In Summary

• The Inter-African Bureau for Animal Resources said rising temperatures in oceans have adverse effects on the ecosystem of the water bodies.

• The Inter-African Bureau for Animal Resources is working with stakeholders to ensure the blue-economy's potential is fully tapped.

A trader prepares fish at Karagita landing beach in Lake Naivasha.
A trader prepares fish at Karagita landing beach in Lake Naivasha.
Image: GEORGE MURAGE

Climate change will adversely affect fish catch in Africa, experts warned on Monday.

The African Union said fish catch, mainly in oceans around the continent, is expected to drop sharply in the coming years, hurting thousands of families that depend on fishing.

The Inter-African Bureau for Animal Resources said rising temperatures in oceans have adverse effects on the ecosystem of the water bodies.

The revelation was made at Lake Naivasha Resort during a meeting on conserving aquatic biodiversity in the African blue-economy.

AU-IBAR programme manager Clement Adjorlolo said oceans are getting warmer by the day, affecting some marine species.

He said this has been worsened by rising water levels due to the rapid melting of ice and high tides all caused by climate change.

“As the water temperatures rise, this has forced some species to relocate and this will have negative implications on fish catch in the coming days,” Adjorlolo said.

He said the Inter-African Bureau for Animal Resources is working with stakeholders to ensure the blue economy's potential is fully tapped.

“The blue-economy has high potential in terms of tourism and aquatic resources and we are keen to support member countries to tap this,” Adjorlolo said.

Mohammed Seisay, a senior fisheries officer at AU-IBAR, said the current challenges facing the aquatic bodies were 'man-made'.

He said environmental degradation, carbon emissions and pollution were some of the challenges contributing to climate change and a drop in fish catch.
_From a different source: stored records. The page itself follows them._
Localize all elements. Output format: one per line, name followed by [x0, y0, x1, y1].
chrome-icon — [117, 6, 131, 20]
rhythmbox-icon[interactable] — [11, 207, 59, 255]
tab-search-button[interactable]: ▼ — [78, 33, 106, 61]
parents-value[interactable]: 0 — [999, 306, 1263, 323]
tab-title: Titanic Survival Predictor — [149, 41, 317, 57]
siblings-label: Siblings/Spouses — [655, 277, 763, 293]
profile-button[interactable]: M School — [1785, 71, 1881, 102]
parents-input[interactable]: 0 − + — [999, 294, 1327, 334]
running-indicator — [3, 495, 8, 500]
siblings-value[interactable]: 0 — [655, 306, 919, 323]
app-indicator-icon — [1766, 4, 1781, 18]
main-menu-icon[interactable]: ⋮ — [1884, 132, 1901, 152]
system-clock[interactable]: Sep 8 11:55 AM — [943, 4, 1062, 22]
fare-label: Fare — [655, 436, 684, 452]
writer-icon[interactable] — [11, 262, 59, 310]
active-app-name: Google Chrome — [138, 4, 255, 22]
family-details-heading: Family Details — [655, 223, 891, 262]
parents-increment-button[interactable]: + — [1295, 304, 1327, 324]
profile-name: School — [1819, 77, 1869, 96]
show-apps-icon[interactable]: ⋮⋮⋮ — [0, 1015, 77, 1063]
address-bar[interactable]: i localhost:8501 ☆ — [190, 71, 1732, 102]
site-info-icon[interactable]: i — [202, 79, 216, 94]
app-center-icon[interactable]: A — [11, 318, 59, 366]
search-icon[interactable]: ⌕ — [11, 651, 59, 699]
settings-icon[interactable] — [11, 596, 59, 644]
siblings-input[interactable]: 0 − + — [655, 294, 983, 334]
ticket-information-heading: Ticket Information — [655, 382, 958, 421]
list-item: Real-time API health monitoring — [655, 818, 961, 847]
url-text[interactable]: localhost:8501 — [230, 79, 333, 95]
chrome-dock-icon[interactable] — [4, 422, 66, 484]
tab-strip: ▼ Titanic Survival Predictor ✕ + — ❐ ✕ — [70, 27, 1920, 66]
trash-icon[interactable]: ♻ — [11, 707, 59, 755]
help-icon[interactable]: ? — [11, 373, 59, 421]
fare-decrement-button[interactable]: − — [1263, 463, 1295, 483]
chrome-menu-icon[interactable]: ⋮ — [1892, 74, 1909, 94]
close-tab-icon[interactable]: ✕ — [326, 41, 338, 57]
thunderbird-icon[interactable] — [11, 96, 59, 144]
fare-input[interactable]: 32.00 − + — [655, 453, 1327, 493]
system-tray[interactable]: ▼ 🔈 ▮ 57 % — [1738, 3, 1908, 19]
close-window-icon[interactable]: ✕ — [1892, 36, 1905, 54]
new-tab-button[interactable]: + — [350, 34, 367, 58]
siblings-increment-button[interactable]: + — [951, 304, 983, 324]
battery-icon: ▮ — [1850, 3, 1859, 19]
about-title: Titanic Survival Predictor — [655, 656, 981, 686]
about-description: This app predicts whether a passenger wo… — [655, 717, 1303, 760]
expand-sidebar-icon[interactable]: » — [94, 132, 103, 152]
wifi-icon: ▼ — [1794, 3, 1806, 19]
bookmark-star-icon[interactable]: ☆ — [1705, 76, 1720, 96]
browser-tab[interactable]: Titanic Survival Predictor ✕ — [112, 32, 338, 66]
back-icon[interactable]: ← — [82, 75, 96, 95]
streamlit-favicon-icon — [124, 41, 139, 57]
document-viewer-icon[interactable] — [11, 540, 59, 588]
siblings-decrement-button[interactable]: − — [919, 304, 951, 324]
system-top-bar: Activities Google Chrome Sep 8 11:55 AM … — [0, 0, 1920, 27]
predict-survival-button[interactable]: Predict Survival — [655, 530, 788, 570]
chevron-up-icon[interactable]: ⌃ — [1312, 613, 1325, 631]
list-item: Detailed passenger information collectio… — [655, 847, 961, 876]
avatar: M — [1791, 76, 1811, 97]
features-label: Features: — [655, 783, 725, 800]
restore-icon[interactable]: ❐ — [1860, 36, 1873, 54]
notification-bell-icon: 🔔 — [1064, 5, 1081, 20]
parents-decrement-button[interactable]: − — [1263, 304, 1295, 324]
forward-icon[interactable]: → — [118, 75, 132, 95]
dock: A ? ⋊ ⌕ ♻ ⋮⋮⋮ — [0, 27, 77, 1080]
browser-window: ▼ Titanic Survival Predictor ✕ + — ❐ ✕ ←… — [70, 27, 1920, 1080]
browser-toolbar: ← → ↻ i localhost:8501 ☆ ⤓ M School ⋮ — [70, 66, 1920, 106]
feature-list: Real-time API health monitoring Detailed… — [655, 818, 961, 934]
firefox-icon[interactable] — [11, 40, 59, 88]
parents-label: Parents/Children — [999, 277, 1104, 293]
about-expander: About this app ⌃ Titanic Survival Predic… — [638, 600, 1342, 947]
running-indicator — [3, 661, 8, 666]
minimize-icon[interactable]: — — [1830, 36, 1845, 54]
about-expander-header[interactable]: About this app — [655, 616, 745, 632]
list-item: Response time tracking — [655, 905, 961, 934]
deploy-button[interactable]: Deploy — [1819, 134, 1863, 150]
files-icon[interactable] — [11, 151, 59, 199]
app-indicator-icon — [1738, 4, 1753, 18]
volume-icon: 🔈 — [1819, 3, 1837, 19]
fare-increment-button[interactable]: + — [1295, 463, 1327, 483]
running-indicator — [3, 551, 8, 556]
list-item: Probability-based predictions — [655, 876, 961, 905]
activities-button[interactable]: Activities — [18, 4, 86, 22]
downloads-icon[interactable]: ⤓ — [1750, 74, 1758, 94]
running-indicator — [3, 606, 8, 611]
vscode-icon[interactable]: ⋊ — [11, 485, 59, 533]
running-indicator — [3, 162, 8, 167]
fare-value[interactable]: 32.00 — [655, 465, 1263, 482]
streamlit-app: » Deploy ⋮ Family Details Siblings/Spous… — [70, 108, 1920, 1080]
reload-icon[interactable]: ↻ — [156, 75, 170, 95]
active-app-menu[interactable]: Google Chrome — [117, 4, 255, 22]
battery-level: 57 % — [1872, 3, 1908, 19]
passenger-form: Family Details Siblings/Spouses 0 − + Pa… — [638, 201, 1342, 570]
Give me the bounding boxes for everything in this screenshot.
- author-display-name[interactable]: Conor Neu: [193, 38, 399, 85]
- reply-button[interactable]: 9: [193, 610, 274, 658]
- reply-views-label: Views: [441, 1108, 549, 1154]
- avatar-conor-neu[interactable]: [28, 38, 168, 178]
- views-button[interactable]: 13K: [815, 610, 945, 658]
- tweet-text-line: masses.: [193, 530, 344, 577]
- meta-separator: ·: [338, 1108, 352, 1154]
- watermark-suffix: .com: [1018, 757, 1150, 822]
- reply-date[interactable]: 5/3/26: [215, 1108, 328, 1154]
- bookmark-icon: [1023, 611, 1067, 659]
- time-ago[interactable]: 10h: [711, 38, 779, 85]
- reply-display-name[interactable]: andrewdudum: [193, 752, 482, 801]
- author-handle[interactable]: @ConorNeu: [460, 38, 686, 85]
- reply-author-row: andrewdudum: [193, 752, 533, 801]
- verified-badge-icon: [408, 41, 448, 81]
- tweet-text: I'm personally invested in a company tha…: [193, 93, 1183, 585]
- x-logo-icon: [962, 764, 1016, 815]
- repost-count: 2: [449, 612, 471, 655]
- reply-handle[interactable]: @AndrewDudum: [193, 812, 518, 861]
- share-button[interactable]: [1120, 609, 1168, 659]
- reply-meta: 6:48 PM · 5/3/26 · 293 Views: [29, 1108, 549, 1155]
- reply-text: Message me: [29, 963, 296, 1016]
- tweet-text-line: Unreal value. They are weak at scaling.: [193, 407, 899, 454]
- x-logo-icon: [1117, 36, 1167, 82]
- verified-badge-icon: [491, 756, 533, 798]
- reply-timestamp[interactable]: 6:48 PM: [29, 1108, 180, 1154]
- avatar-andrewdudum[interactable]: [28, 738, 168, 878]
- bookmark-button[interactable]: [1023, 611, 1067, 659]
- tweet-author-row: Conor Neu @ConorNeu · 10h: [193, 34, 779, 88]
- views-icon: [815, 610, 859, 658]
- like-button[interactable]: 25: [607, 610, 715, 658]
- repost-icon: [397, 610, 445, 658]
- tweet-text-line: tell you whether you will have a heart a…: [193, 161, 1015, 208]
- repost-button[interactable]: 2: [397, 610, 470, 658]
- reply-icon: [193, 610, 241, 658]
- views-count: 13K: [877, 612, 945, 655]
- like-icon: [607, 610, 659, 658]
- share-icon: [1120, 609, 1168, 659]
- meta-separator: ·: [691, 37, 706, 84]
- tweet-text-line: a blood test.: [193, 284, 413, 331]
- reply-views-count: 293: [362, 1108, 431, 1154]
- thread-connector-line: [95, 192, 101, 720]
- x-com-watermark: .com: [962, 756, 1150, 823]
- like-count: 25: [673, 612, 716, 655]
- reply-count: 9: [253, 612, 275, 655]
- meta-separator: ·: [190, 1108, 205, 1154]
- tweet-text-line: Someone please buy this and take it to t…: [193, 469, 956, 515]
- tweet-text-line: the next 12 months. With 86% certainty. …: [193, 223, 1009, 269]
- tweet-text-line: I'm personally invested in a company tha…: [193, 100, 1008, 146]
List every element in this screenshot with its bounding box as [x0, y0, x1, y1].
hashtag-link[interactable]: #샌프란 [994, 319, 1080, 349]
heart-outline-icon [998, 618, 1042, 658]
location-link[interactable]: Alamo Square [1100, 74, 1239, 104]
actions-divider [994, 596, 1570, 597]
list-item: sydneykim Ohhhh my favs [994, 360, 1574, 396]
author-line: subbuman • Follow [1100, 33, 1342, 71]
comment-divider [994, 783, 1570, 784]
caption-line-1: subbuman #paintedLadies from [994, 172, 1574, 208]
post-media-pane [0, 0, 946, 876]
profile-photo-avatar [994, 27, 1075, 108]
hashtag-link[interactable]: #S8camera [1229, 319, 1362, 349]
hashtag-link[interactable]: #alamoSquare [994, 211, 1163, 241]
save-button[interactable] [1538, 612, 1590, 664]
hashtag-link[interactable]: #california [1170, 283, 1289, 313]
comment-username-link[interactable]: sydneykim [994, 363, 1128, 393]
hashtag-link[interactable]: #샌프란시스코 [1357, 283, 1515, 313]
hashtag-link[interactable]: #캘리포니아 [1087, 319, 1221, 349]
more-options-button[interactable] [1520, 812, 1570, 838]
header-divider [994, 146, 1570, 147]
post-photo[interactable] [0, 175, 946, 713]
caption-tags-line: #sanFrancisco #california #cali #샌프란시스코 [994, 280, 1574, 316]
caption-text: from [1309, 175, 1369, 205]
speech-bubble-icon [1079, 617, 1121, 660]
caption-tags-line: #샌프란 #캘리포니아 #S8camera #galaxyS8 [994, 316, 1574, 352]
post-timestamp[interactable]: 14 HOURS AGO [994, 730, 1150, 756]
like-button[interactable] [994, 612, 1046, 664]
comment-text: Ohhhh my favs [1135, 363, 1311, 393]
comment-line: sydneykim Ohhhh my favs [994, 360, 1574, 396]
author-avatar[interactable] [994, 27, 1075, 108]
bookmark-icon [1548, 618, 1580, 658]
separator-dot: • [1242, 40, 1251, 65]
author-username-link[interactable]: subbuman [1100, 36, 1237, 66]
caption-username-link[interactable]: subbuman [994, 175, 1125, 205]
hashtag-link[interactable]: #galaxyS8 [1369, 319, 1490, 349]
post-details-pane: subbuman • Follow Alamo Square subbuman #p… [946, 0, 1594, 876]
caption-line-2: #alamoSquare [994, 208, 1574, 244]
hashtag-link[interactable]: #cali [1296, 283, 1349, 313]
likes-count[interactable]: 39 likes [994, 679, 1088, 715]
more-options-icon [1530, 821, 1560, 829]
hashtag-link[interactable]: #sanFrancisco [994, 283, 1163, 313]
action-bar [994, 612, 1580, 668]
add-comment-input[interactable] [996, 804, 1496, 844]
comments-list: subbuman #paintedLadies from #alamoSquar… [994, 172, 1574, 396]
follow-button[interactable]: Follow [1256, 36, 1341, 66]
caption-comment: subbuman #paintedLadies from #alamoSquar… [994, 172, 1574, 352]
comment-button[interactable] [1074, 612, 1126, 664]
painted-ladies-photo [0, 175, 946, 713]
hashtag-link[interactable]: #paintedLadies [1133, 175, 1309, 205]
Seisay said AU-IBAR is working on various mitigation measures to respond to climate change.

“As the fish species relocate to the deep sea, this has forced fishermen to use more fuel to get a better catch, further worsening the situation,” he said.

Seisay lauded cage-fishing, saying it is one way of increasing fish catch. However, he said that the system should be well-utilised for maximum yield.

 AU-IBAR acting director Nick Nkwakpa said they want to develop the capacity of member countries to fully benefit from the blue economy.

“We have developed a framework on improving the blue economy and we have moved to implement it as we believe that many people can benefit from the opportunities offered,” he said.